“The most important ability is availability” is a long-enduring sports cliche regarding an athlete’s capacity to stay healthy, and it’s endured throughout the decades because it’s true, and a player’s capacity for mental engagement is a branch on the same tree, something that very much accounts for a big chunk of the success Jemerrio Jones had with the Lakers to end this season.
Jones tries to make something happen on every play, despite the limitations of his skill set. He cuts more than anyone because he knows he isn’t much of a threat as a spot-up shooter. He drops down to sandwich rebound. He runs the court in transition like his hair is on fire. He isn’t special because he does those things, he’s special because he does those things nearly every single time. Few NBA players can sustain a comparable effort.
Energy guys are easy to fall for, especially in such a dour season where I found myself watching as a fan and wondering why so many of the players don’t seem to care as much as I do. The old high school coach in me is a sucker for guys like Jones, who consistently and joyfully does the “little things” (I hate that term because it minimizes their importance, but it’s accurate here). Jones’ effort and affability were not only a brief breath of fresh air during this suffocating season, but also illustrated the value of the “little things” amidst otherwise wonky April basketball.
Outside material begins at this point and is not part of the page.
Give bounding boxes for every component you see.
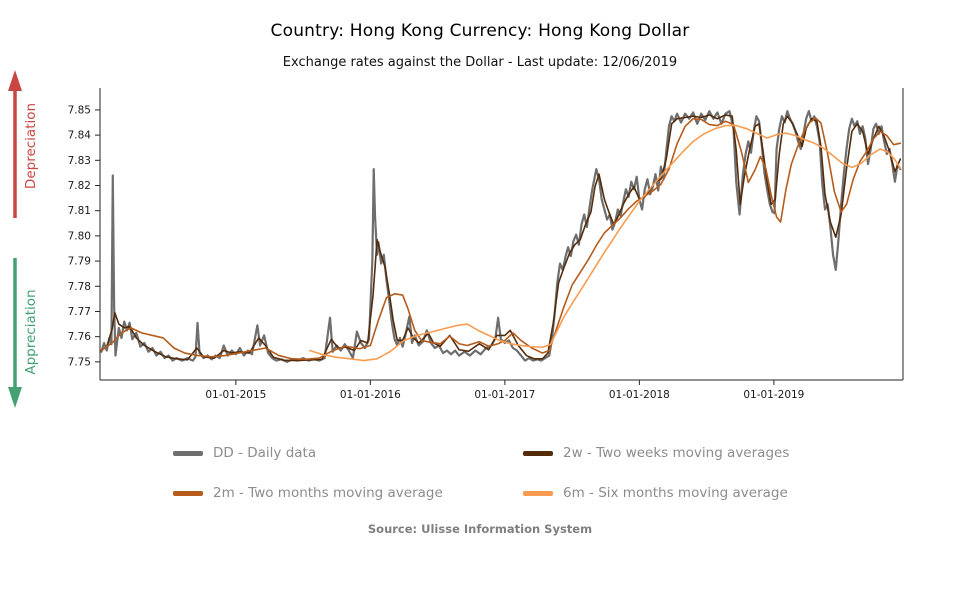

Jemerrio Jones is an anomaly. He has a small-ball center’s game in a shooting guard’s body. He doesn’t possess any NBA-caliber skills that he can use when his team is operating in half-court offense, and at some point, he’ll need to. But his ability to reach the NBA on the sheer force of his effort and engagement is a testament to the value of such under-appreciated attributes, and why the Lakers should heavily consider exercising their team option on the second year of his contract.